Indiana-Duke Preview

Program building in college football is a series of steps, and it's no different for Duke and Indiana.

Though each is at a different point in the process, both could use a victory in the Pinstripe Bowl at Yankee Stadium on Saturday as a building block to get to the next step.

For Duke (7-5), a victory would erase some of the sting of a fade after starting the season 6-1 and 3-0 in Atlantic Coast Conference play.

The Blue Devils snapped a four-game losing streak in their regular-season finale by beating Wake Forest 27-21 on Nov. 28, finally getting their defense righted after allowing an average of 42.4 points in the previous five games.

It's the first time in school history Duke will have played in four consecutive bowl games, and the program is out to end a five-bowl losing streak since defeating Arkansas in the 1961 Cotton Bowl.

“Playing in our fourth consecutive bowl game means a great deal to our past, present and future Blue Devils,” said coach David Cutcliffe, who will finish with his third straight winning season. “The senior class is obviously a special one, and I could not be happier for a group of young men that has accomplished what no other class has done…”

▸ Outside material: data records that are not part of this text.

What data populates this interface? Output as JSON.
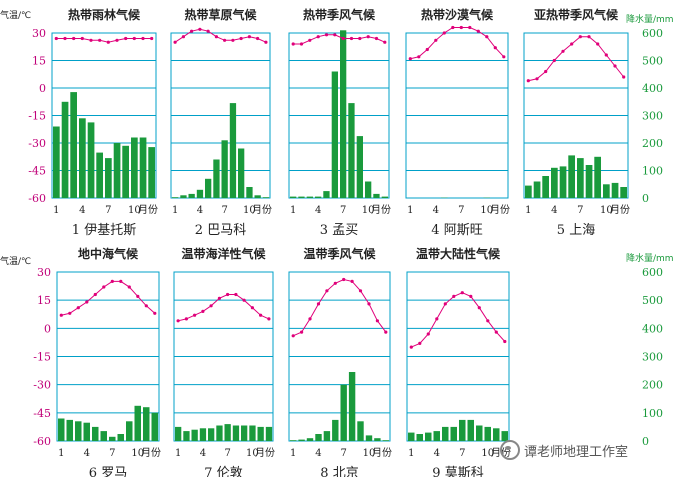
{
  "common": {
    "temp_axis_label": "气温/℃",
    "precip_axis_label": "降水量/mm",
    "month_suffix": "月份",
    "temp_ticks": [
      "30",
      "15",
      "0",
      "-15",
      "-30",
      "-45",
      "-60"
    ],
    "precip_ticks": [
      "600",
      "500",
      "400",
      "300",
      "200",
      "100",
      "0"
    ],
    "month_ticks": [
      "1",
      "4",
      "7",
      "10"
    ],
    "colors": {
      "grid": "#00a0c8",
      "bar": "#1a9a3c",
      "line": "#e0007a",
      "text": "#222222",
      "label": "#c00078"
    }
  },
  "chart_data": [
    {
      "type": "bar+line",
      "title": "热带雨林气候",
      "caption": "1 伊基托斯",
      "ylim_temp": [
        -60,
        30
      ],
      "ylim_precip": [
        0,
        600
      ],
      "temp": [
        27,
        27,
        27,
        27,
        26,
        26,
        25,
        26,
        27,
        27,
        27,
        27
      ],
      "precip": [
        260,
        350,
        385,
        290,
        275,
        165,
        145,
        200,
        190,
        220,
        220,
        185
      ]
    },
    {
      "type": "bar+line",
      "title": "热带草原气候",
      "caption": "2 巴马科",
      "ylim_temp": [
        -60,
        30
      ],
      "ylim_precip": [
        0,
        600
      ],
      "temp": [
        25,
        28,
        31,
        32,
        31,
        28,
        26,
        26,
        27,
        28,
        27,
        25
      ],
      "precip": [
        3,
        10,
        15,
        30,
        70,
        140,
        210,
        345,
        180,
        40,
        10,
        3
      ]
    },
    {
      "type": "bar+line",
      "title": "热带季风气候",
      "caption": "3 孟买",
      "ylim_temp": [
        -60,
        30
      ],
      "ylim_precip": [
        0,
        600
      ],
      "temp": [
        24,
        24,
        26,
        28,
        29,
        29,
        27,
        27,
        27,
        28,
        27,
        25
      ],
      "precip": [
        5,
        5,
        5,
        5,
        25,
        460,
        610,
        345,
        225,
        60,
        15,
        5
      ]
    },
    {
      "type": "bar+line",
      "title": "热带沙漠气候",
      "caption": "4 阿斯旺",
      "ylim_temp": [
        -60,
        30
      ],
      "ylim_precip": [
        0,
        600
      ],
      "temp": [
        16,
        17,
        21,
        26,
        30,
        33,
        33,
        33,
        31,
        28,
        22,
        17
      ],
      "precip": [
        0,
        0,
        0,
        0,
        1,
        0,
        0,
        0,
        0,
        1,
        0,
        0
      ]
    },
    {
      "type": "bar+line",
      "title": "亚热带季风气候",
      "caption": "5 上海",
      "ylim_temp": [
        -60,
        30
      ],
      "ylim_precip": [
        0,
        600
      ],
      "temp": [
        4,
        5,
        9,
        15,
        20,
        24,
        28,
        28,
        24,
        18,
        12,
        6
      ],
      "precip": [
        45,
        60,
        80,
        110,
        115,
        155,
        145,
        120,
        150,
        50,
        55,
        40
      ]
    },
    {
      "type": "bar+line",
      "title": "地中海气候",
      "caption": "6 罗马",
      "ylim_temp": [
        -60,
        30
      ],
      "ylim_precip": [
        0,
        600
      ],
      "temp": [
        7,
        8,
        11,
        14,
        18,
        22,
        25,
        25,
        22,
        17,
        12,
        8
      ],
      "precip": [
        80,
        75,
        70,
        65,
        50,
        35,
        15,
        25,
        70,
        125,
        120,
        100
      ]
    },
    {
      "type": "bar+line",
      "title": "温带海洋性气候",
      "caption": "7 伦敦",
      "ylim_temp": [
        -60,
        30
      ],
      "ylim_precip": [
        0,
        600
      ],
      "temp": [
        4,
        5,
        7,
        9,
        12,
        16,
        18,
        18,
        15,
        11,
        7,
        5
      ],
      "precip": [
        50,
        35,
        40,
        45,
        45,
        55,
        60,
        55,
        55,
        55,
        50,
        50
      ]
    },
    {
      "type": "bar+line",
      "title": "温带季风气候",
      "caption": "8 北京",
      "ylim_temp": [
        -60,
        30
      ],
      "ylim_precip": [
        0,
        600
      ],
      "temp": [
        -4,
        -2,
        5,
        13,
        20,
        24,
        26,
        25,
        20,
        13,
        4,
        -2
      ],
      "precip": [
        3,
        5,
        10,
        25,
        35,
        75,
        200,
        245,
        70,
        20,
        10,
        3
      ]
    },
    {
      "type": "bar+line",
      "title": "温带大陆性气候",
      "caption": "9 莫斯科",
      "ylim_temp": [
        -60,
        30
      ],
      "ylim_precip": [
        0,
        600
      ],
      "temp": [
        -10,
        -8,
        -3,
        5,
        13,
        17,
        19,
        17,
        11,
        4,
        -2,
        -7
      ],
      "precip": [
        30,
        25,
        30,
        35,
        50,
        50,
        75,
        75,
        55,
        50,
        45,
        35
      ]
    }
  ],
  "watermark": {
    "text": "谭老师地理工作室",
    "icon": "wechat-icon"
  }
}
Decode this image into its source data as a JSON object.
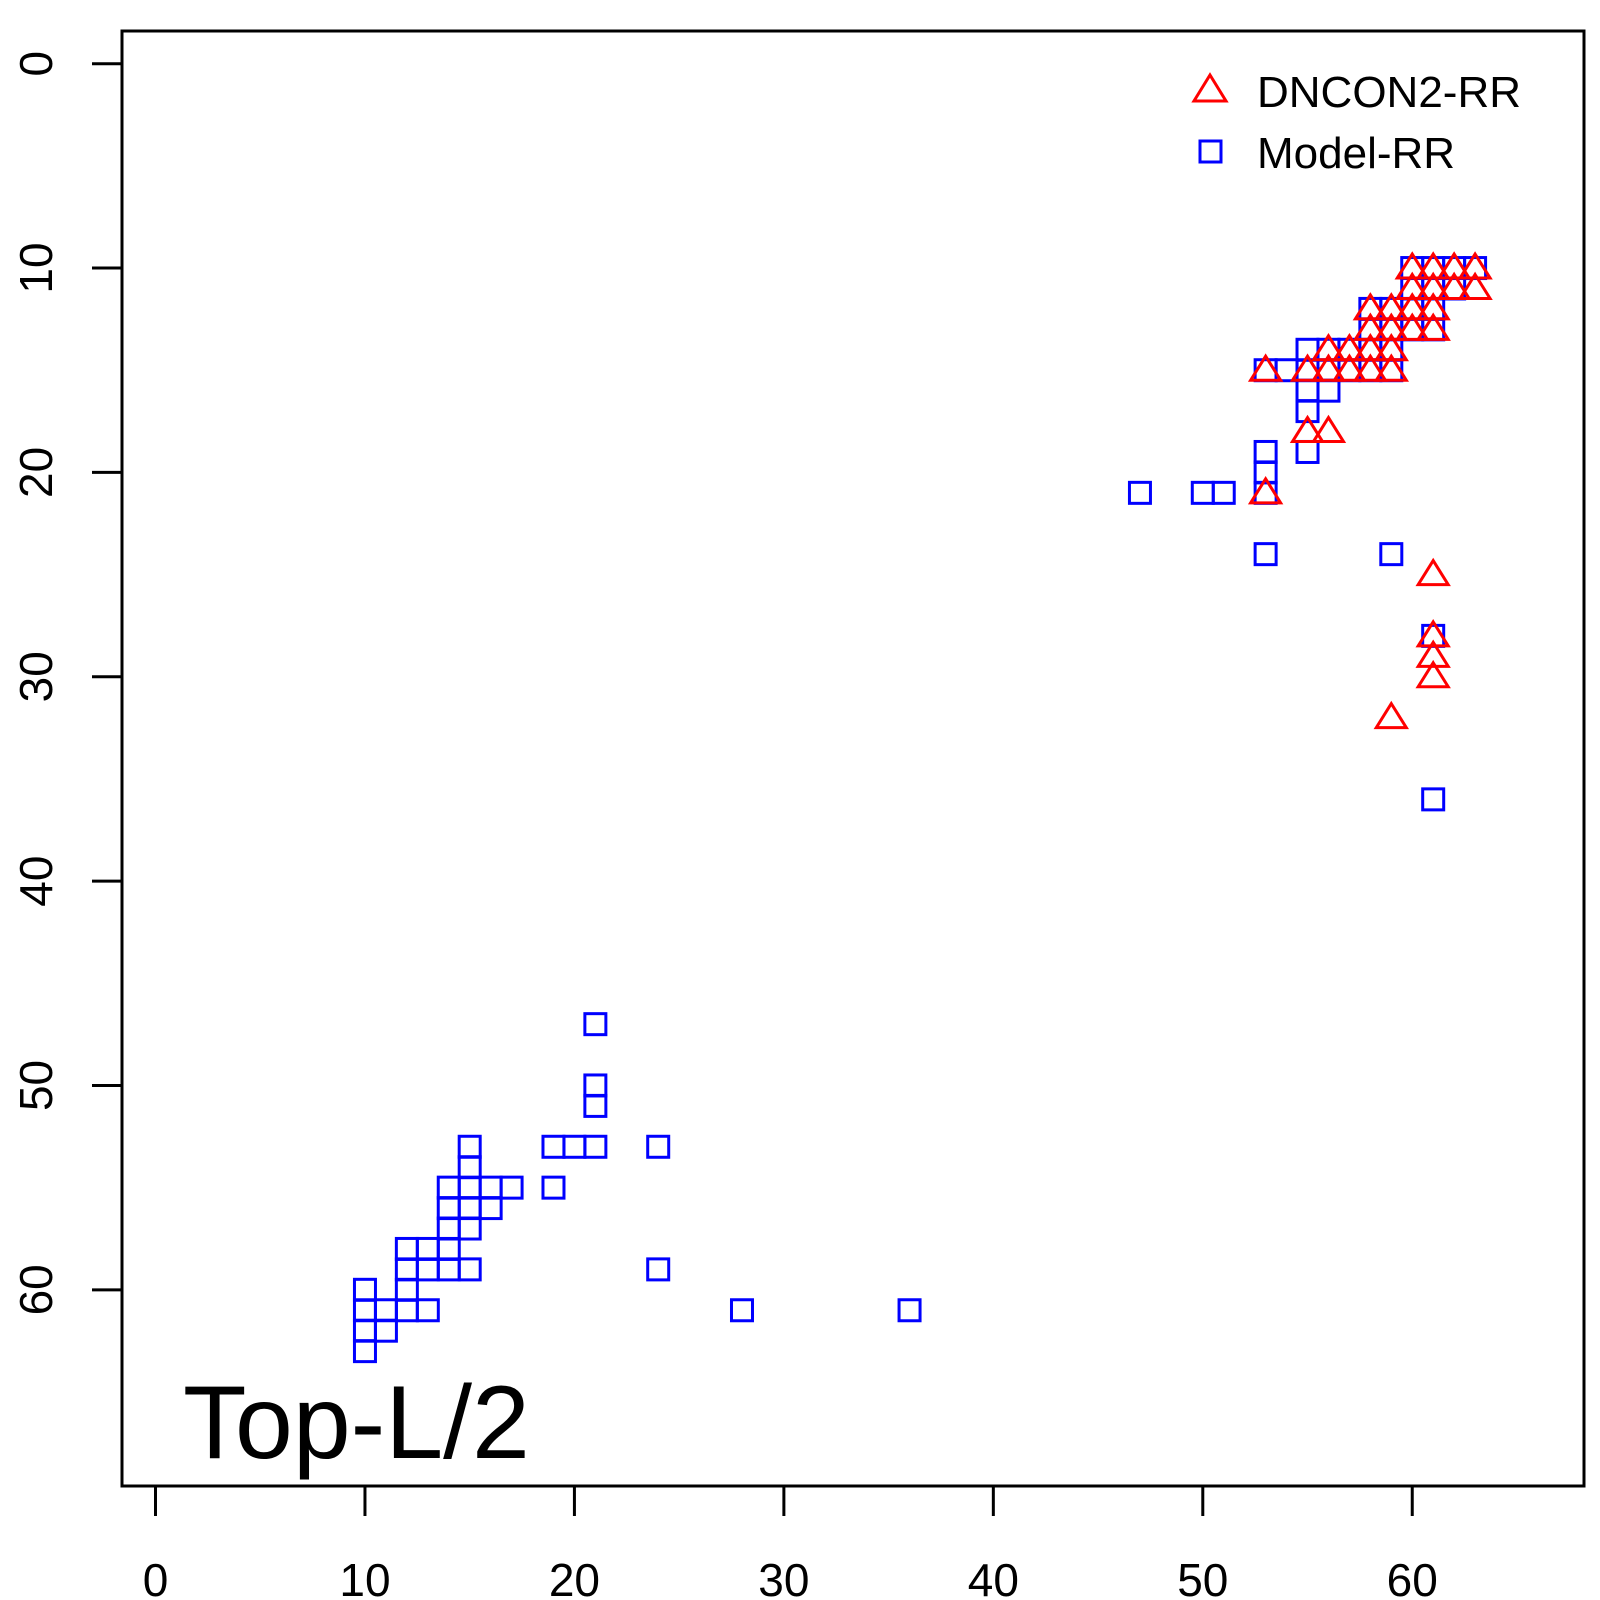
{
  "chart_data": {
    "type": "scatter",
    "title": "",
    "xlabel": "",
    "ylabel": "",
    "xlim": [
      -1.6,
      68.2
    ],
    "ylim": [
      -1.6,
      69.6
    ],
    "y_reversed": true,
    "x_ticks": [
      "0",
      "10",
      "20",
      "30",
      "40",
      "50",
      "60"
    ],
    "y_ticks": [
      "0",
      "10",
      "20",
      "30",
      "40",
      "50",
      "60"
    ],
    "annotation": "Top-L/2",
    "legend_position": "top-right",
    "colors": {
      "dncon2": "#ff0000",
      "model": "#0000ff",
      "axes": "#000000"
    },
    "series": [
      {
        "name": "Model-RR",
        "marker": "square",
        "color": "#0000ff",
        "points": [
          [
            10,
            60
          ],
          [
            10,
            61
          ],
          [
            10,
            62
          ],
          [
            10,
            63
          ],
          [
            11,
            61
          ],
          [
            11,
            62
          ],
          [
            12,
            58
          ],
          [
            12,
            59
          ],
          [
            12,
            60
          ],
          [
            12,
            61
          ],
          [
            13,
            58
          ],
          [
            13,
            59
          ],
          [
            13,
            61
          ],
          [
            14,
            55
          ],
          [
            14,
            56
          ],
          [
            14,
            57
          ],
          [
            14,
            58
          ],
          [
            14,
            59
          ],
          [
            15,
            53
          ],
          [
            15,
            54
          ],
          [
            15,
            55
          ],
          [
            15,
            56
          ],
          [
            15,
            57
          ],
          [
            15,
            59
          ],
          [
            16,
            55
          ],
          [
            16,
            56
          ],
          [
            17,
            55
          ],
          [
            19,
            53
          ],
          [
            19,
            55
          ],
          [
            20,
            53
          ],
          [
            21,
            47
          ],
          [
            21,
            50
          ],
          [
            21,
            51
          ],
          [
            21,
            53
          ],
          [
            24,
            53
          ],
          [
            24,
            59
          ],
          [
            28,
            61
          ],
          [
            36,
            61
          ],
          [
            47,
            21
          ],
          [
            50,
            21
          ],
          [
            51,
            21
          ],
          [
            53,
            15
          ],
          [
            53,
            19
          ],
          [
            53,
            20
          ],
          [
            53,
            21
          ],
          [
            53,
            24
          ],
          [
            54,
            15
          ],
          [
            55,
            14
          ],
          [
            55,
            15
          ],
          [
            55,
            16
          ],
          [
            55,
            17
          ],
          [
            55,
            19
          ],
          [
            56,
            14
          ],
          [
            56,
            15
          ],
          [
            56,
            16
          ],
          [
            57,
            14
          ],
          [
            57,
            15
          ],
          [
            58,
            12
          ],
          [
            58,
            13
          ],
          [
            58,
            14
          ],
          [
            58,
            15
          ],
          [
            59,
            12
          ],
          [
            59,
            13
          ],
          [
            59,
            14
          ],
          [
            59,
            15
          ],
          [
            59,
            24
          ],
          [
            60,
            10
          ],
          [
            60,
            11
          ],
          [
            60,
            12
          ],
          [
            60,
            13
          ],
          [
            61,
            10
          ],
          [
            61,
            11
          ],
          [
            61,
            12
          ],
          [
            61,
            13
          ],
          [
            61,
            28
          ],
          [
            61,
            36
          ],
          [
            62,
            10
          ],
          [
            62,
            11
          ],
          [
            63,
            10
          ]
        ]
      },
      {
        "name": "DNCON2-RR",
        "marker": "triangle",
        "color": "#ff0000",
        "points": [
          [
            53,
            15
          ],
          [
            53,
            21
          ],
          [
            55,
            15
          ],
          [
            55,
            18
          ],
          [
            56,
            14
          ],
          [
            56,
            15
          ],
          [
            56,
            18
          ],
          [
            57,
            14
          ],
          [
            57,
            15
          ],
          [
            58,
            12
          ],
          [
            58,
            13
          ],
          [
            58,
            14
          ],
          [
            58,
            15
          ],
          [
            59,
            12
          ],
          [
            59,
            13
          ],
          [
            59,
            14
          ],
          [
            59,
            15
          ],
          [
            59,
            32
          ],
          [
            60,
            10
          ],
          [
            60,
            11
          ],
          [
            60,
            12
          ],
          [
            60,
            13
          ],
          [
            61,
            10
          ],
          [
            61,
            11
          ],
          [
            61,
            12
          ],
          [
            61,
            13
          ],
          [
            61,
            25
          ],
          [
            61,
            28
          ],
          [
            61,
            29
          ],
          [
            61,
            30
          ],
          [
            62,
            10
          ],
          [
            62,
            11
          ],
          [
            63,
            10
          ],
          [
            63,
            11
          ]
        ]
      }
    ]
  }
}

“We are thrilled to keep building our program while playing in front of so many Duke University alums and supporters in New York.”

Those supporters, however, won't see the anchor of Duke's defense. ACC Defensive Player of the Year and first-team AP All-American Jeremy Cash will miss this game after undergoing wrist surgery Wednesday. He had a team-high 101 tackles, including 18 for losses that helped the Blue Devils limit opponents to 372.0 yards per game.

Redshirt junior Corbin McCarthy likely will fill Cash's starting spot in the secondary.

The Pinstripe Bowl will also mark the farewell for offensive coordinator Scottie Montgomery after the Blue Devils alum was named East Carolina's head coach Dec. 13.

Montgomery's offense has averaged 30.5 points and wrung out the maximum production from Thomas Sirk, who is one of five quarterbacks among Power 5 conferences to lead his team in passing yards (2,462) and rushing yards (648) this season.

''When Coach (Kurt) Roper (took the Florida job), we found that out and came back to practice, and it was business as usual,'' center Matt Skura said. ''That's kind of the same thing it's been here. (Montgomery) hasn't mentally moved on. He's probably coaching us harder right now than he ever has, and we're taking it as business as usual. Everyone's locked in. `Coach Mo' wants to win this game just as bad as all of us do, and we've been seeing that in practice.''

Indiana (6-6) has the personnel to match Duke point for point. The Hoosiers reached their first bowl since 2007 in impressive fashion, winning at Maryland and Purdue to become eligible and claiming the Old Oaken Bucket in their finale by racking up season highs in yards (659) and points in a 54-36 win over the Boilermakers on Nov. 28.

The Hoosiers – who lost to ranked Big Ten foes Ohio State, Iowa and Michigan by a combined 22 points – led the conference in total offense at 490.8 yards per game, which was good for 16th among FBS teams. They also were tied for 22nd in scoring average with at 36.2 points and tied for fifth with only 11 turnovers.

Nate Sudfeld had six 300-yard passing games and led Indiana's late-season surge, completing 41 of 64 passes for 755 yards and eight touchdowns without an interception in the wins over Maryland and Purdue.

“I'm very proud. Ultimately, we wanted to get to the postseason,” said Sudfeld, who has thrown for 3,184 yards and 24 touchdowns with only five picks. “We were aware that if we didn't take care of business at the end of the season here, and really throughout the season, that we would never have the opportunity (as seniors).

“Everybody should be able to experience a bowl game.”

Indiana also averages 14.24 yards per completion, good for 12th in the FBS.

Sudfeld could get a huge boost if running back Jordan Howard is healthy enough to play. The first-team all-Big Ten selection had 1,213 yards and nine touchdowns despite playing only eight full games and part of a ninth due to ankle and knee injuries.

As good as Indiana's offense is, though, its defense is at the opposite end of the spectrum. That means Sirk could hit on many home-run plays in “The House That Ruth Built.” The Hoosiers allowed a Big Ten-worst 507.3 yards per game, third-worst among Power 5 schools ahead of only Texas Tech and Kansas.

They're also third-worst among Power 5 programs in scoring defense at 37.1 points allowed per game and last among the 127 FBS teams in pass defense (326.3 ypg).

This game could come down to which defense can get off the field on third down, and Duke has an advantage on both sides. The Blue Devils are 30th offensively, moving the chains 43.9 percent of the time, and the Hoosiers have allowed opponents to convert on 42.9 percent (94th) of those plays.

Indiana is playing just its second bowl game since 1993 and is 3-6 all-time. The Hoosiers' last postseason victory was a 24-0 shutout of Baylor in the 1991 Copper Bowl.